Чужие страсти — страница 26 из 101

Лайла, явно озадаченная, смотрела на него, нахмурив брови.

— И все-таки я не понимаю. Ты никогда не задерживался дольше чем на несколько недель. Ты чего-то не договариваешь?

Наступила долгая тишина. Когда Вон наконец заговорил, слова его были обращены куда-то в стену у нее за спиной. Он не мог смотреть сестре в глаза, не мог видеть ту боль, которую причинит своим сообщением.

— Я болен, Лайла. У меня рак. Лимфома не-Ходжкина, если быть точным. Врач в Йоханнесбурге сомневался по поводу диагноза и сделал мне биопсию. Поэтому я и приехал, чтобы лечиться здесь, в Нью-Йорке.

Он перевел взгляд на Лайлу, которая не сводила с него ошеломленного взгляда.

— Нет. — Не веря своим ушам, она ожесточенно замотала головой. — Этого не может быть. Ты? Ты же самый здоровый человек из всех, кого я знаю. Они просто перепутали результаты твоих анализов с какими-то другими.

Вон взял сестру за руку, сжал ее, а потом постарался вложить в свои слова всю нежность, как это было однажды в детстве, когда Лайла вернулась из воскресной школы в слезах, потому что священник сказал ей, что пони не попадают в рай. Ее любимую шотландскую лошадку, Попкорна, недавно усыпили, и Лайла была просто безутешна. Вону поручили убедить сестренку (сам он, честно говоря, не был в этом уверен), что Попкорн сейчас находится на небесах и пасется там на зеленой травке.
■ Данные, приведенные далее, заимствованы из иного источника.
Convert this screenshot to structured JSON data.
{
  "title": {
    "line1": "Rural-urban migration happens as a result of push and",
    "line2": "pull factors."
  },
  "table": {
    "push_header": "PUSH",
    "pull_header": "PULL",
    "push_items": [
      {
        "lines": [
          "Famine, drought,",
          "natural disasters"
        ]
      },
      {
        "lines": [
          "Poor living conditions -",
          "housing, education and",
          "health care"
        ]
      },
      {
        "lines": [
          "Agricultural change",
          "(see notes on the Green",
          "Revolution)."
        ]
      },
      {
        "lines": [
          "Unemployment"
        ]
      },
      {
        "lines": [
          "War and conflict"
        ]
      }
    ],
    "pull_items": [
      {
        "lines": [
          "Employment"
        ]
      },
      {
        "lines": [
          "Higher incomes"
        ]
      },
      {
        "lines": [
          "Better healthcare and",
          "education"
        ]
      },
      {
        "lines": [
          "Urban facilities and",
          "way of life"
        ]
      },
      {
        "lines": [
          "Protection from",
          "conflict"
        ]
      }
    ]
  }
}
— Это еще не смертный приговор, Лайла, — уверенно произнес Вон. — Онкологическое отделение Нью-йоркского пресвитерианского госпиталя считается самым лучшим в этой области. И врач в Йоханнесбурге сказал, что у меня есть хороший шанс на полное выздоровление.

Она продолжала пристально смотреть на него, медленно качая головой.

— Боже мой! Я чувствую себя ужасно. Все это время я была занята только собственными проблемами, тогда как ты… — У нее снова перехватило горло.

— Я сам настаивал на том, чтобы ты обращалась со своими проблемами ко мне, — возразил Вон. — Что бы с нами ни случилось, мы будем с тобой вместе. И это касается нас обоих. — Их родители шутили, что они появились на свет, связанные одной пуповиной, что, похоже, было недалеко от истины.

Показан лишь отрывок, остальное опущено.